I've tried to read him. I get about thirty pages in and the sloppiness of the writing begins to annoy me. He wasn't always this way. I remember reading an early novella called "Cat's Eye" that was very fine, very well crafted, not a word out of place. I guess one of the dangers of becoming famous is that editors become sidelined.
I've read several Stephen King novels---not the epics, however. I think "The Shining" was one of his best. He does have a sense for the details of our culture---the stuff of the ordinary. Ordinary people who find themselves in the midst of a supernatural maelstrom. I liked some of the other earlier novels too- the problem I have had with the later work is just the overhwhleming sturm und drang of the horror. Even though the beginning of "Needful Things" was tantalizing, I had to give up on it--- way too much gore. OK, so the gore is metaphor---the nastiness in us made manifest. But I still couldn't hack it. I can't say anything about the grand epics, cause I haven't read them.

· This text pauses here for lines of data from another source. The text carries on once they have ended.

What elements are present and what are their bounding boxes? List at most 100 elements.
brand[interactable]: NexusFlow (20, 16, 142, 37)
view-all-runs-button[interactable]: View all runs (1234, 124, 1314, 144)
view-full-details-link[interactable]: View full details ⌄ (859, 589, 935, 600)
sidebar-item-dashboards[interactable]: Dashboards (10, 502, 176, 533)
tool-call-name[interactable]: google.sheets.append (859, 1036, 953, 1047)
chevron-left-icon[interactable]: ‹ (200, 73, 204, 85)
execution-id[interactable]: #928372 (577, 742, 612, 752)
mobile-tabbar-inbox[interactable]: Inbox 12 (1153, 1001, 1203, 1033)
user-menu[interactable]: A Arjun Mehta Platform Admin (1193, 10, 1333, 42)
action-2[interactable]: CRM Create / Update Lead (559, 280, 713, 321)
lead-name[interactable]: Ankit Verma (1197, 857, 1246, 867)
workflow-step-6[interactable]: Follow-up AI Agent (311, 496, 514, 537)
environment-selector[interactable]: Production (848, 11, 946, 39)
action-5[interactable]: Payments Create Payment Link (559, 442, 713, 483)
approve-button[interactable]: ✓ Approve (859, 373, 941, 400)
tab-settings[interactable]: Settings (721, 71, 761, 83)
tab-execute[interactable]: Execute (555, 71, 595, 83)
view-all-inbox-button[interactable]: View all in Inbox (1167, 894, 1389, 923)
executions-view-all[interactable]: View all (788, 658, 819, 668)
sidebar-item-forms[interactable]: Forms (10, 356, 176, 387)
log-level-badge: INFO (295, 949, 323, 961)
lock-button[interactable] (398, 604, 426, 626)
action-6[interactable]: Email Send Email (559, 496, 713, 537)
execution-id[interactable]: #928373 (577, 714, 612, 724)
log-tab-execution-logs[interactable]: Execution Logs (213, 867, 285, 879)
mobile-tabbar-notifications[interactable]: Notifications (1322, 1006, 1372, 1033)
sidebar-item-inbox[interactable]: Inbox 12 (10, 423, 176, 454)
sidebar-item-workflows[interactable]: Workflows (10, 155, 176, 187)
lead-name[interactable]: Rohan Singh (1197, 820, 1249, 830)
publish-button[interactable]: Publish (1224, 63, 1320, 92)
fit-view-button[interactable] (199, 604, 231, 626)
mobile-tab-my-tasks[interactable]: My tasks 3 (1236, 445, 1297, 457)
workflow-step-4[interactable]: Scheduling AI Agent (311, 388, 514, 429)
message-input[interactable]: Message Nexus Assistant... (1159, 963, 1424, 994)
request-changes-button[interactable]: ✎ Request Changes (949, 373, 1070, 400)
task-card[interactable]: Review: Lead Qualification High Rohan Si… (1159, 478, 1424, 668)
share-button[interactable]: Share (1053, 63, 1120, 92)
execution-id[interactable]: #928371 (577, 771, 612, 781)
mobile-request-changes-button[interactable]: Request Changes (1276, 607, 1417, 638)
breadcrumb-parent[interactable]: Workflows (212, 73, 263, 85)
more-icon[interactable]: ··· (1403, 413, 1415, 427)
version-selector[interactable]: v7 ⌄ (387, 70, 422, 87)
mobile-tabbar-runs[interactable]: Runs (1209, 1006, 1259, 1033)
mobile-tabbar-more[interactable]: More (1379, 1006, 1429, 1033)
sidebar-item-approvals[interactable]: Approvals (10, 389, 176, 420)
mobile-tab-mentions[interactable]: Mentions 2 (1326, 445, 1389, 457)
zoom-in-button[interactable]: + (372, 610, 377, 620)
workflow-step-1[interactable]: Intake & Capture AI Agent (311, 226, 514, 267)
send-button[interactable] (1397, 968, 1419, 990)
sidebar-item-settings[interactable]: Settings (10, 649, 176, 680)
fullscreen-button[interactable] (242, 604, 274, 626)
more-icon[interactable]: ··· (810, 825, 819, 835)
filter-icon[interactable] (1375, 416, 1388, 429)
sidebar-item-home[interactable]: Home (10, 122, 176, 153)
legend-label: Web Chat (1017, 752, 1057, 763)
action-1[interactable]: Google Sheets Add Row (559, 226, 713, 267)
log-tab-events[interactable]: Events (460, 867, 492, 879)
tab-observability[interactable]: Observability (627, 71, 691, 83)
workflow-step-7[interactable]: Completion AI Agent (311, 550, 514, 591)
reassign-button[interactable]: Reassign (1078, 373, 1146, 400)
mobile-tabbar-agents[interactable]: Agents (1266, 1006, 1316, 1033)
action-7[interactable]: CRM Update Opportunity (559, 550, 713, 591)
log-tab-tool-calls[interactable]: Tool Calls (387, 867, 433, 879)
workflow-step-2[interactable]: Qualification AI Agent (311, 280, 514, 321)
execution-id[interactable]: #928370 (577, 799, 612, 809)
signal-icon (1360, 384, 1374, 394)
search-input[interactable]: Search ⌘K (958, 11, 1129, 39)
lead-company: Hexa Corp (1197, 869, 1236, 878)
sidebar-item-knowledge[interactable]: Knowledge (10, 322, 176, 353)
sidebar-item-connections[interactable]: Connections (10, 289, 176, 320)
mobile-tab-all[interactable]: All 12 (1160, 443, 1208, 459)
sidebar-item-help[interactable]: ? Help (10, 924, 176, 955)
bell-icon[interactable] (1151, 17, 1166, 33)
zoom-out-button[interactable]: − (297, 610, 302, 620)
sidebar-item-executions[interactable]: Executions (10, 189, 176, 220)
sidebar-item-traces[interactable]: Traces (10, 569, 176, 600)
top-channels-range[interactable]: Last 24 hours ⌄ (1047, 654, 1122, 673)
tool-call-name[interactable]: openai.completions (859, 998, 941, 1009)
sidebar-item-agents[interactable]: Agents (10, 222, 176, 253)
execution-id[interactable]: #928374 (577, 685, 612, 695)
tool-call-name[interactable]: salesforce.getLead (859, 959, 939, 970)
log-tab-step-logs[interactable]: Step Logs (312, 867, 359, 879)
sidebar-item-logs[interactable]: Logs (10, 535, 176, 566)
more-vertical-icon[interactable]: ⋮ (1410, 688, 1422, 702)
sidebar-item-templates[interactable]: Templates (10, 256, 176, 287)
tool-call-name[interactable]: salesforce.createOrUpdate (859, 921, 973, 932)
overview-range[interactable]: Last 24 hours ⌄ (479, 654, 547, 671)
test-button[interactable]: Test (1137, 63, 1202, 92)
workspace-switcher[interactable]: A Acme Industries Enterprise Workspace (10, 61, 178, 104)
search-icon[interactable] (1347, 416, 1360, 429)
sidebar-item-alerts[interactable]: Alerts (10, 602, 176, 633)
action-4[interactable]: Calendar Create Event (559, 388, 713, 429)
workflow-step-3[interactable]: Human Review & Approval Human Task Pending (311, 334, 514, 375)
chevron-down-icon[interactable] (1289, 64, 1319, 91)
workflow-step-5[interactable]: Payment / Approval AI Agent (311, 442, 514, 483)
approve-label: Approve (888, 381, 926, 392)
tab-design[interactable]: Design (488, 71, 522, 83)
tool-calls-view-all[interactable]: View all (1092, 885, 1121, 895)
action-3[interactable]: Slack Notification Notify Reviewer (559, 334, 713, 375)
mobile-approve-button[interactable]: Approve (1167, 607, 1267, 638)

Patches of awkward or purple prose aside, he really is a good storyteller, and sure knows how to generate suspense like nobody's business. But I don't go for the apocalyptic climax (as in "Bag of Bones). Yes, my problem with King is---auspicious beginnings, then I get turned off. But I think he's getting at something about our needs.... I actually do like a good ghost story, and the best tales of the supernatural are studies in psychology: about our own fears---fear of death, guilt, longing for the past, hope and fear of afterlife, etc. And considering how well an author like King sells, we crave the stuff! Shirley Jackson, one of the great writers of supernatural fiction, knew that too, and used it brilliantly in her novels and short stories. King is just one in a line of another great tradition.
I agree the book is way too long and the momentum was sometimes lost. But the 'unpleasant presents' was a bit of lyric I didn't find at all objectionable. I thought we were over having to write perfect sentences and had moved on to expression and intent. I believe genius sets its own rules.

It was The Stand that got me back into reading, as an adult. Bizarrely, I read it to help me sleep whilst I was studying for my Uni finals (see? I said I was weird). Anyway, I've had Under The Dome on my shelf of books to read for an unbelievably long time. I bought it out of loyalty to King but there seem to be so many other tempting  authors out there.